My sister and I just had... other priorities. After school TV, or playing with friends, or just about anything that didn't involve cleaning (And believe you, me, we were champs when it came to finding some kind of excuse). So cleaning was a matter of waiting till Mom blew a fuse and issued some kind of ULTIMATUM that would get us up and going (The worst was the dreaded sight of Mom heading towards one of our rooms with a box of trash bags in hand. If we didn't start cleaning on our own post haste we would very quickly see things being tossed into the garbage with no thought to if we wanted it or not).

Sadly, what has been said about how the habits formed in childhood keep going into adulthood proved somewhat true for me. As a college student, the cleaning of my apartment happened rarely. Admittedly, I was a full time student and worked full time, but once again I found more interesting things to do than clean. Moving to cleanliness obsessed Japan didn't alter matters much. The old house wasn't exactly kept clean regularly. I had a tendency to just leave things to pile up and around my desk and Beloved was usually too busy with the boys to really attend to any DEEP cleaning.

The floors were cleaned up, but the lack of storage in the old house and our multiplying possessions, especially in terms of children's toys, meant that we had more piles of stuff stacked in multiple areas in the old house.

I wish I could say the dust bunnies were this cute...
Our new house however... It's new, I would like to keep it that way. We finally have more storage than stuff for once, meaning we CAN put things away (Though I admit my desk is still somewhat overwhelmed with papers and teaching materials), and I am trying very hard to show my sons that men not only CAN clean, but should, regularly. Without even really talking about it, Beloved and I have divided up the household chores. She keeps the kitchen spic and span, I do the vacuuming and dusting on the weekends. She does the laundry, I fold it. I clean the bathtub, she cleans the toilet. It works for the most part and the house has managed to stay without the rampant dust-bunnies that inhabited our old house.

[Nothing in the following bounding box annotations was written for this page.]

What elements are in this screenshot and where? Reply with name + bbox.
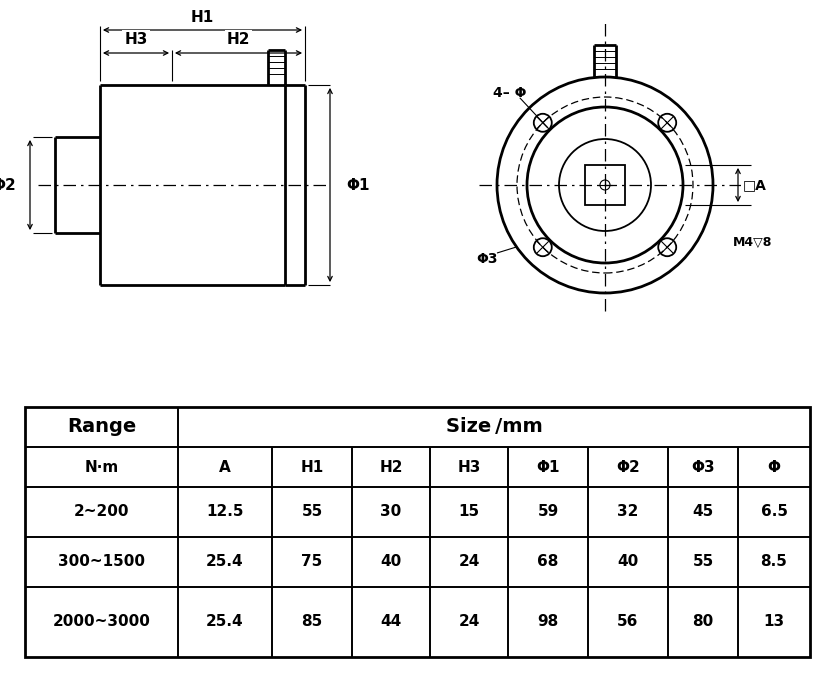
Text: 44: 44 [381, 614, 402, 630]
Text: 2000~3000: 2000~3000 [53, 614, 150, 630]
Text: 40: 40 [617, 554, 639, 570]
Text: 68: 68 [537, 554, 559, 570]
Text: Φ3: Φ3 [476, 252, 498, 266]
Text: N·m: N·m [84, 460, 119, 475]
Text: Range: Range [67, 418, 136, 437]
Text: H3: H3 [124, 32, 148, 47]
Text: Φ2: Φ2 [0, 178, 16, 192]
Text: 32: 32 [617, 504, 639, 520]
Text: H3: H3 [458, 460, 481, 475]
Text: 98: 98 [538, 614, 559, 630]
Bar [25, 407, 810, 657]
Text: Φ2: Φ2 [616, 460, 640, 475]
Text: Φ3: Φ3 [691, 460, 715, 475]
Text: 300~1500: 300~1500 [58, 554, 145, 570]
Text: 4– Φ: 4– Φ [493, 86, 527, 100]
Text: H1: H1 [301, 460, 324, 475]
Text: 12.5: 12.5 [206, 504, 244, 520]
Text: 8.5: 8.5 [761, 554, 787, 570]
Text: Φ1: Φ1 [346, 178, 370, 192]
Text: 15: 15 [458, 504, 479, 520]
Text: 55: 55 [301, 504, 322, 520]
Text: 59: 59 [538, 504, 559, 520]
Text: 25.4: 25.4 [206, 614, 244, 630]
Text: 13: 13 [763, 614, 785, 630]
Text: Φ: Φ [767, 460, 781, 475]
Text: A: A [219, 460, 230, 475]
Text: 6.5: 6.5 [761, 504, 787, 520]
Text: H2: H2 [379, 460, 402, 475]
Text: 56: 56 [617, 614, 639, 630]
Text: 40: 40 [381, 554, 402, 570]
Text: 24: 24 [458, 554, 479, 570]
Text: H2: H2 [227, 32, 250, 47]
Text: H1: H1 [191, 9, 214, 24]
Text: Φ1: Φ1 [536, 460, 559, 475]
Text: 2~200: 2~200 [73, 504, 129, 520]
Text: 55: 55 [692, 554, 714, 570]
Text: 45: 45 [692, 504, 714, 520]
Text: 80: 80 [692, 614, 714, 630]
Text: M4▽8: M4▽8 [733, 236, 772, 250]
Bar [585, 165, 625, 205]
Text: 75: 75 [301, 554, 322, 570]
Text: □A: □A [743, 178, 767, 192]
Text: 25.4: 25.4 [206, 554, 244, 570]
Text: 24: 24 [458, 614, 479, 630]
Text: 30: 30 [381, 504, 402, 520]
Text: Size /mm: Size /mm [446, 418, 543, 437]
Text: 85: 85 [301, 614, 322, 630]
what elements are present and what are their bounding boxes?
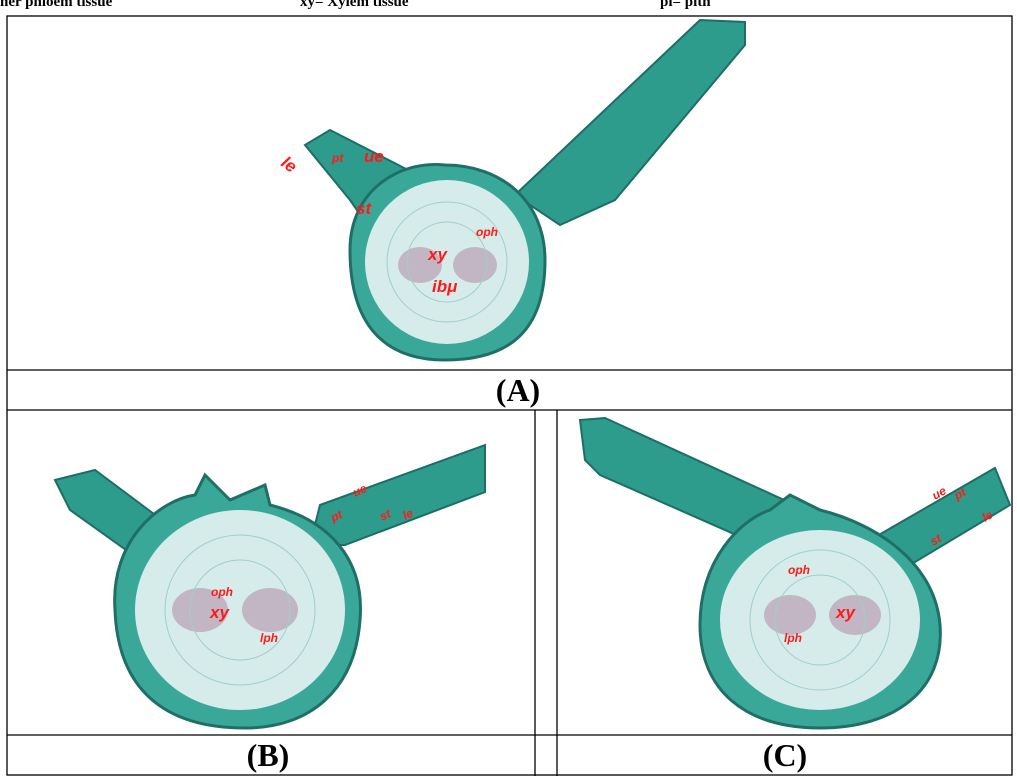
tissue-label: xy bbox=[427, 245, 448, 264]
tissue-label: st bbox=[356, 199, 372, 218]
tissue-label: pt bbox=[331, 151, 344, 165]
tissue-label: xy bbox=[835, 603, 856, 622]
figure: ner phloem tissue xy= Xylem tissue pi= p… bbox=[0, 0, 1017, 776]
micrograph-a bbox=[305, 20, 745, 360]
tissue-label: xy bbox=[209, 603, 230, 622]
panel-caption: (A) bbox=[496, 372, 540, 408]
tissue-label: ibμ bbox=[432, 277, 458, 296]
micrograph-b bbox=[55, 445, 485, 728]
tissue-label: oph bbox=[476, 225, 498, 239]
tissue-label: oph bbox=[211, 585, 233, 599]
tissue-label: oph bbox=[788, 563, 810, 577]
panel-caption: (B) bbox=[247, 737, 290, 773]
legend-text: xy= Xylem tissue bbox=[300, 0, 409, 10]
tissue-label: lph bbox=[784, 631, 802, 645]
panel-caption: (C) bbox=[763, 737, 807, 773]
tissue-label: le bbox=[278, 153, 301, 177]
legend-text: pi= pith bbox=[660, 0, 711, 10]
tissue-label: lph bbox=[260, 631, 278, 645]
legend-text: ner phloem tissue bbox=[0, 0, 113, 10]
tissue-label: ue bbox=[364, 147, 384, 166]
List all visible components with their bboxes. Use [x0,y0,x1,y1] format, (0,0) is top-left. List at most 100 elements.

See, I'd like to get this mess cleaned up. The boys however...
But the boys truly are their father's sons. Makoto and Hikaru have a rather grand indifference to cleaning. Hikaru of course get excused because of his age, but Makoto... who is supposed to clean up his toys... Every weekend is now a bit of a battle to pick up wandering Thomas engines and bits of papercrafts. Various baby toys must also be fished out from under wherever Hikaru stuffed them. Meanwhile, Daddy must thunder around the house trying to get Makoto to stop playing with the toys and clean them, just to hear him come up with a good excuse as to why he needs to take a break ("I gotta go to the toilet, Daddy").

Somewhere, far away in America, my mother is laughing at me as she finally gets her revenge!